Chart 3 (BOX) Simulations of the model forecasts in real time and comparison with the assumptions of the relevant forecasts
The PPI model provides better forecasts than the scenarios based on CF and EIU forecasts
(base index; year 2000 = 100; source: CF, EIU, CNB calculation)

Note: The unbroken lines depict the known outturns and the related PPI scenarios from the relevant forecasts. The dashed lines denote the model forecasts using the actual scenarios for the explanatory variables from the given forecasts.

¹ Prices of other industrial commodities and agricultural commodities are highly correlated with the price of oil. The price of oil in euros is important for European producers (and hence also for the model).

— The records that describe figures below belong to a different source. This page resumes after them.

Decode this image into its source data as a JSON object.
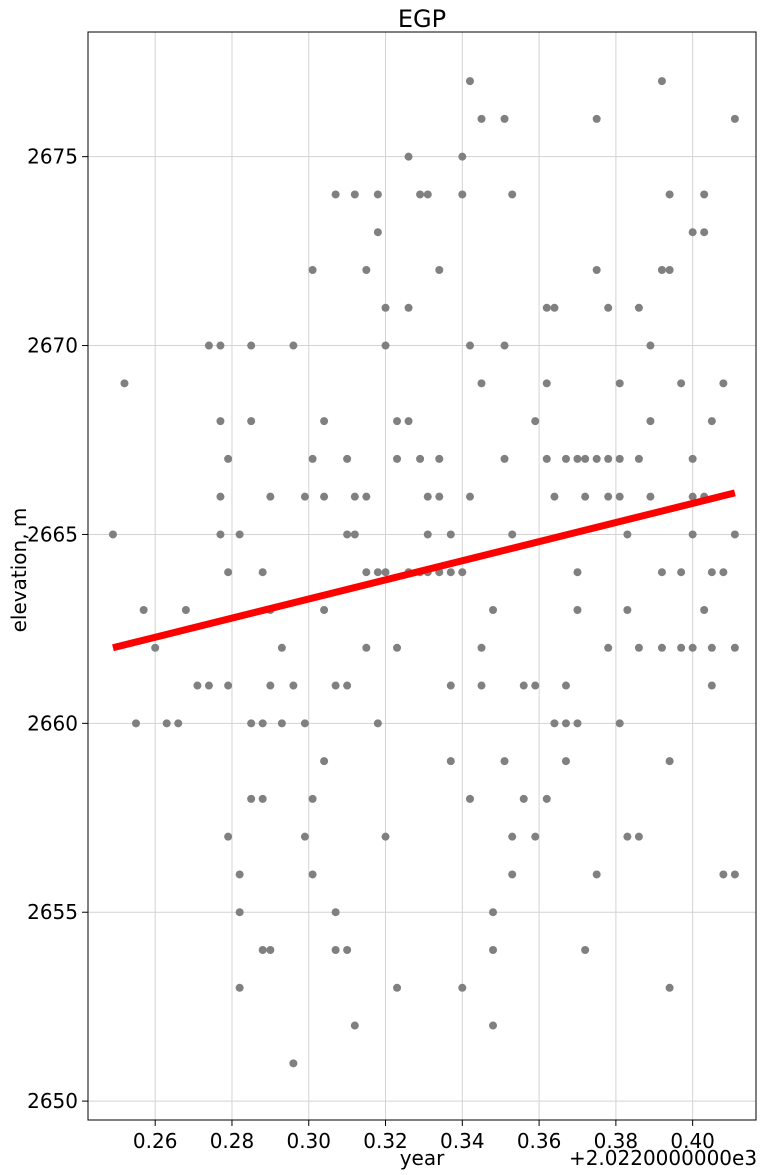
{
  "chart_data": {
    "type": "scatter",
    "title": "EGP",
    "xlabel": "year",
    "ylabel": "elevation, m",
    "x_offset_label": "+2.0220000000e3",
    "xlim": [
      0.2425,
      0.4165
    ],
    "ylim": [
      2649.5,
      2678.3
    ],
    "xticks": [
      0.26,
      0.28,
      0.3,
      0.32,
      0.34,
      0.36,
      0.38,
      0.4
    ],
    "xtick_labels": [
      "0.26",
      "0.28",
      "0.30",
      "0.32",
      "0.34",
      "0.36",
      "0.38",
      "0.40"
    ],
    "yticks": [
      2650,
      2655,
      2660,
      2665,
      2670,
      2675
    ],
    "ytick_labels": [
      "2650",
      "2655",
      "2660",
      "2665",
      "2670",
      "2675"
    ],
    "grid": true,
    "marker_color": "#808080",
    "trend_color": "#ff0000",
    "trend_line": {
      "x": [
        0.249,
        0.411
      ],
      "y": [
        2662.0,
        2666.1
      ]
    },
    "points": [
      [
        0.249,
        2665
      ],
      [
        0.252,
        2669
      ],
      [
        0.255,
        2660
      ],
      [
        0.257,
        2663
      ],
      [
        0.26,
        2662
      ],
      [
        0.263,
        2660
      ],
      [
        0.266,
        2660
      ],
      [
        0.268,
        2663
      ],
      [
        0.271,
        2661
      ],
      [
        0.274,
        2661
      ],
      [
        0.274,
        2670
      ],
      [
        0.277,
        2670
      ],
      [
        0.277,
        2668
      ],
      [
        0.277,
        2666
      ],
      [
        0.277,
        2665
      ],
      [
        0.279,
        2667
      ],
      [
        0.279,
        2664
      ],
      [
        0.279,
        2661
      ],
      [
        0.279,
        2657
      ],
      [
        0.282,
        2665
      ],
      [
        0.282,
        2656
      ],
      [
        0.282,
        2655
      ],
      [
        0.282,
        2653
      ],
      [
        0.285,
        2670
      ],
      [
        0.285,
        2668
      ],
      [
        0.285,
        2660
      ],
      [
        0.285,
        2658
      ],
      [
        0.288,
        2664
      ],
      [
        0.288,
        2660
      ],
      [
        0.288,
        2658
      ],
      [
        0.288,
        2654
      ],
      [
        0.29,
        2666
      ],
      [
        0.29,
        2663
      ],
      [
        0.29,
        2661
      ],
      [
        0.29,
        2654
      ],
      [
        0.293,
        2662
      ],
      [
        0.293,
        2660
      ],
      [
        0.296,
        2670
      ],
      [
        0.296,
        2661
      ],
      [
        0.296,
        2651
      ],
      [
        0.299,
        2666
      ],
      [
        0.299,
        2660
      ],
      [
        0.299,
        2657
      ],
      [
        0.301,
        2672
      ],
      [
        0.301,
        2667
      ],
      [
        0.301,
        2658
      ],
      [
        0.301,
        2656
      ],
      [
        0.304,
        2668
      ],
      [
        0.304,
        2666
      ],
      [
        0.304,
        2663
      ],
      [
        0.304,
        2659
      ],
      [
        0.307,
        2674
      ],
      [
        0.307,
        2661
      ],
      [
        0.307,
        2655
      ],
      [
        0.307,
        2654
      ],
      [
        0.31,
        2667
      ],
      [
        0.31,
        2665
      ],
      [
        0.31,
        2661
      ],
      [
        0.31,
        2654
      ],
      [
        0.312,
        2674
      ],
      [
        0.312,
        2666
      ],
      [
        0.312,
        2665
      ],
      [
        0.312,
        2652
      ],
      [
        0.315,
        2672
      ],
      [
        0.315,
        2666
      ],
      [
        0.315,
        2664
      ],
      [
        0.315,
        2662
      ],
      [
        0.318,
        2674
      ],
      [
        0.318,
        2673
      ],
      [
        0.318,
        2664
      ],
      [
        0.318,
        2660
      ],
      [
        0.32,
        2671
      ],
      [
        0.32,
        2670
      ],
      [
        0.32,
        2664
      ],
      [
        0.32,
        2657
      ],
      [
        0.323,
        2668
      ],
      [
        0.323,
        2667
      ],
      [
        0.323,
        2662
      ],
      [
        0.323,
        2653
      ],
      [
        0.326,
        2675
      ],
      [
        0.326,
        2671
      ],
      [
        0.326,
        2668
      ],
      [
        0.326,
        2664
      ],
      [
        0.329,
        2674
      ],
      [
        0.329,
        2667
      ],
      [
        0.329,
        2664
      ],
      [
        0.331,
        2674
      ],
      [
        0.331,
        2666
      ],
      [
        0.331,
        2665
      ],
      [
        0.331,
        2664
      ],
      [
        0.334,
        2672
      ],
      [
        0.334,
        2667
      ],
      [
        0.334,
        2666
      ],
      [
        0.334,
        2664
      ],
      [
        0.337,
        2665
      ],
      [
        0.337,
        2664
      ],
      [
        0.337,
        2661
      ],
      [
        0.337,
        2659
      ],
      [
        0.34,
        2675
      ],
      [
        0.34,
        2674
      ],
      [
        0.34,
        2664
      ],
      [
        0.34,
        2653
      ],
      [
        0.342,
        2677
      ],
      [
        0.342,
        2670
      ],
      [
        0.342,
        2666
      ],
      [
        0.342,
        2658
      ],
      [
        0.345,
        2676
      ],
      [
        0.345,
        2669
      ],
      [
        0.345,
        2662
      ],
      [
        0.345,
        2661
      ],
      [
        0.348,
        2663
      ],
      [
        0.348,
        2655
      ],
      [
        0.348,
        2654
      ],
      [
        0.348,
        2652
      ],
      [
        0.351,
        2676
      ],
      [
        0.351,
        2670
      ],
      [
        0.351,
        2667
      ],
      [
        0.351,
        2659
      ],
      [
        0.353,
        2674
      ],
      [
        0.353,
        2665
      ],
      [
        0.353,
        2657
      ],
      [
        0.353,
        2656
      ],
      [
        0.356,
        2661
      ],
      [
        0.356,
        2658
      ],
      [
        0.359,
        2668
      ],
      [
        0.359,
        2661
      ],
      [
        0.359,
        2657
      ],
      [
        0.362,
        2671
      ],
      [
        0.362,
        2669
      ],
      [
        0.362,
        2667
      ],
      [
        0.362,
        2658
      ],
      [
        0.364,
        2671
      ],
      [
        0.364,
        2666
      ],
      [
        0.364,
        2660
      ],
      [
        0.367,
        2667
      ],
      [
        0.367,
        2661
      ],
      [
        0.367,
        2660
      ],
      [
        0.367,
        2659
      ],
      [
        0.37,
        2667
      ],
      [
        0.37,
        2664
      ],
      [
        0.37,
        2663
      ],
      [
        0.37,
        2660
      ],
      [
        0.372,
        2667
      ],
      [
        0.372,
        2666
      ],
      [
        0.372,
        2654
      ],
      [
        0.375,
        2676
      ],
      [
        0.375,
        2672
      ],
      [
        0.375,
        2667
      ],
      [
        0.375,
        2656
      ],
      [
        0.378,
        2671
      ],
      [
        0.378,
        2667
      ],
      [
        0.378,
        2666
      ],
      [
        0.378,
        2662
      ],
      [
        0.381,
        2669
      ],
      [
        0.381,
        2667
      ],
      [
        0.381,
        2666
      ],
      [
        0.381,
        2660
      ],
      [
        0.383,
        2665
      ],
      [
        0.383,
        2663
      ],
      [
        0.383,
        2657
      ],
      [
        0.386,
        2671
      ],
      [
        0.386,
        2667
      ],
      [
        0.386,
        2662
      ],
      [
        0.386,
        2657
      ],
      [
        0.389,
        2670
      ],
      [
        0.389,
        2668
      ],
      [
        0.389,
        2666
      ],
      [
        0.392,
        2677
      ],
      [
        0.392,
        2672
      ],
      [
        0.392,
        2664
      ],
      [
        0.392,
        2662
      ],
      [
        0.394,
        2674
      ],
      [
        0.394,
        2672
      ],
      [
        0.394,
        2659
      ],
      [
        0.394,
        2653
      ],
      [
        0.397,
        2669
      ],
      [
        0.397,
        2664
      ],
      [
        0.397,
        2662
      ],
      [
        0.4,
        2673
      ],
      [
        0.4,
        2667
      ],
      [
        0.4,
        2666
      ],
      [
        0.4,
        2665
      ],
      [
        0.4,
        2662
      ],
      [
        0.403,
        2674
      ],
      [
        0.403,
        2673
      ],
      [
        0.403,
        2666
      ],
      [
        0.403,
        2663
      ],
      [
        0.405,
        2668
      ],
      [
        0.405,
        2664
      ],
      [
        0.405,
        2662
      ],
      [
        0.405,
        2661
      ],
      [
        0.408,
        2669
      ],
      [
        0.408,
        2664
      ],
      [
        0.408,
        2656
      ],
      [
        0.411,
        2676
      ],
      [
        0.411,
        2665
      ],
      [
        0.411,
        2662
      ],
      [
        0.411,
        2656
      ]
    ]
  }
}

² The model is estimated using the least squares method on quarterly time series. The data start in 1993 Q1 and end in 2016 Q1. Time series that are assumed to behave exponentially in the long run are log-linearised. The coefficients for variables in differences (for which the Δ operator is used) are interpreted from the economic perspective as short-term elasticities. To remove auto-correlation in residuals, the equation includes a lagged value Δlog(PPI_t-1). Only statistically significant variables are included in the equation.

³ Rather than a causal relationship between the exchange rate and prices, this may be just co-movement due to a common factor such as non-price competitiveness which is not explicitly captured by the model. It may lead concurrently to appreciation/depreciation of the nominal exchange rate of the euro and to higher/lower euro area producer prices. This property of the model will be subject to further analysis.

⁴ Consensus Forecasts publications pay little attention to the PPI – Germany and Italy are the only euro area countries for which such forecasts are published. Moreover, the forecasts are calculated on the basis of projections from about only one-half of the number of analytical institutions compared, for example, to the inflation or GDP forecasts. The EIU forecasts for other euro area countries are therefore also taken into account in the calculation of the effective PPI indicator.

⁵ This means the model is estimated, as in the first case, only using known data up to the forecast date. Scenarios of the explanatory variables from the relevant forecasts are used for subsequent forecasts.